Le Musée protestant de Ferrières en est le témoignage. Ce bâtiment moderne, rebâti en 2010, trône un peu à l’écart du village. Fondé en 1968, musée de France depuis 2003, le musée de Ferrières dans le Tarn et plus largement dans le Sud-Ouest est le premier en France consacré au fait religieux et à la laïcité à partir de l’histoire du protestantisme français (le pasteur Calladine, mon père, lui a légué ses prédications).

Le temple de Vabre © Geneviève Calladine

Un ancrage historique

À quelques kilomètres de là, le petit bourg de Vabre manifeste son ancrage historique : il possède un temple imposant. Celui-ci toujours en fonction, appartient à l’Église protestante unie de la Montagne du Tarn. Nous faisons halte dans le bourg : pas un café ouvert, pas la moindre petite épicerie ! Austérité protestante ou conséquences de la crise sanitaire ?
Par une longue route tortueuse, nous redescendons vers Burlats, petit bourg touristique aux monuments imposants, allant des ruines du Moyen Âge à des bâtisses Renaissance.Nous changeons aussi de décor, alors que nous sommes seulement à 9 km de Castres.

 

De nombreuses traces de l’histoire protestante

Le calvaire géant de Burlats © Geneviève Calladine

La « reconquête » catholique du territoire y bat son plein, comme en témoigne un somptueux calvaire, reconstruit en 1879 sur les ruines d’un plus ancien. Cet ensemble complet représente Marie et Jean auprès du Christ, ainsi que les deux larrons. Spectaculaire et sans doute efficace.

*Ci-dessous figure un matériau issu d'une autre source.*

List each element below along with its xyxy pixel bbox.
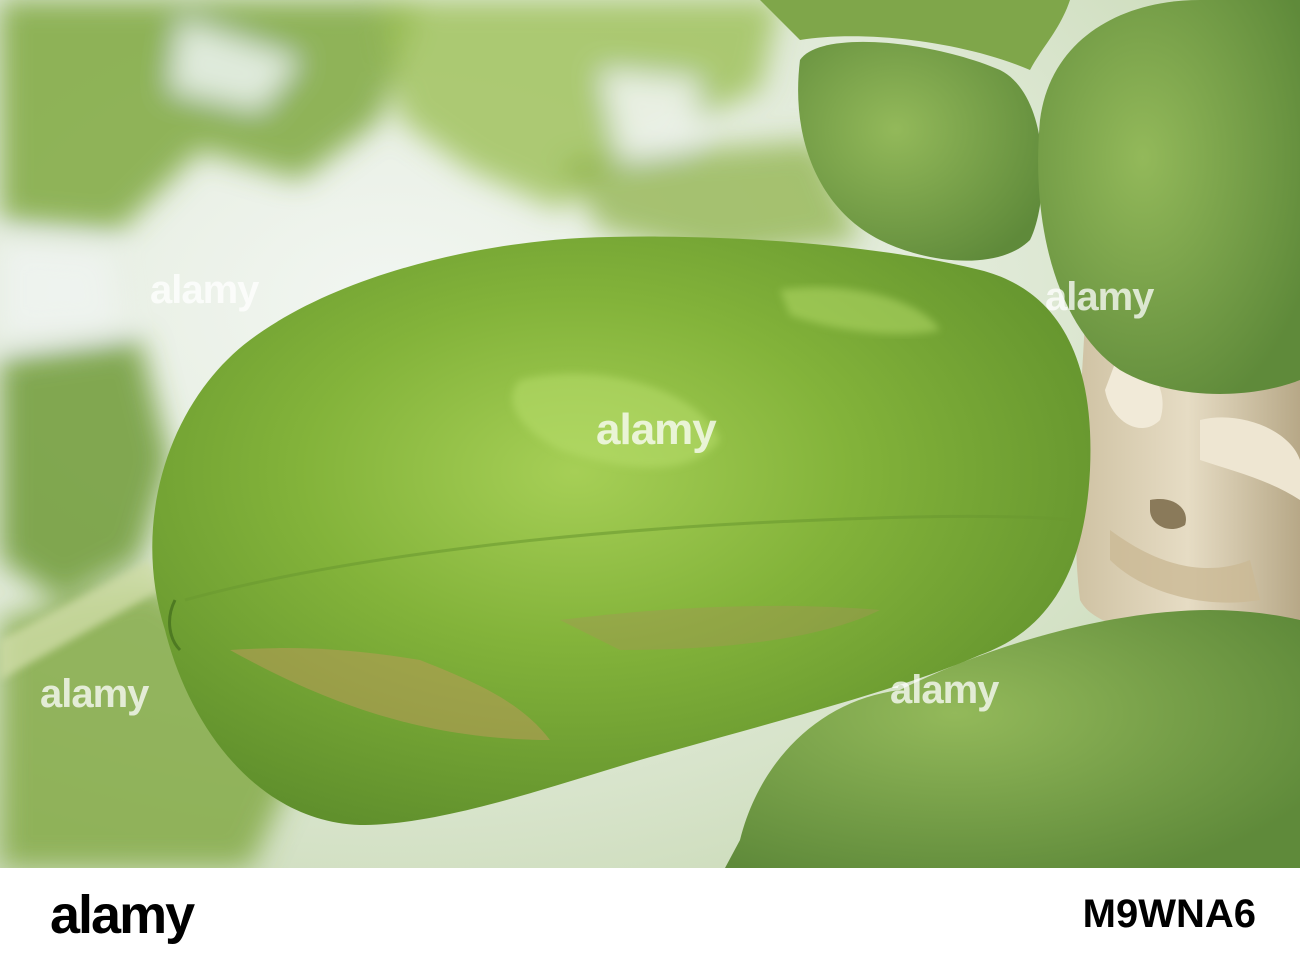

De retour à Castres, nous découvrons les nombreuses traces de l’histoire protestante qui s’affichent encore. Le temple, monumental, est l’ancienne chapelle du couvent des capucins, du XVIIe. Il a été affecté aux protestants après la Révolution.
Sur les bords de l’Agout, en centre-ville, l’architecture 1930 du cinéma le Lido nous rapproche de notre temps : on y demande le pass sanitaire.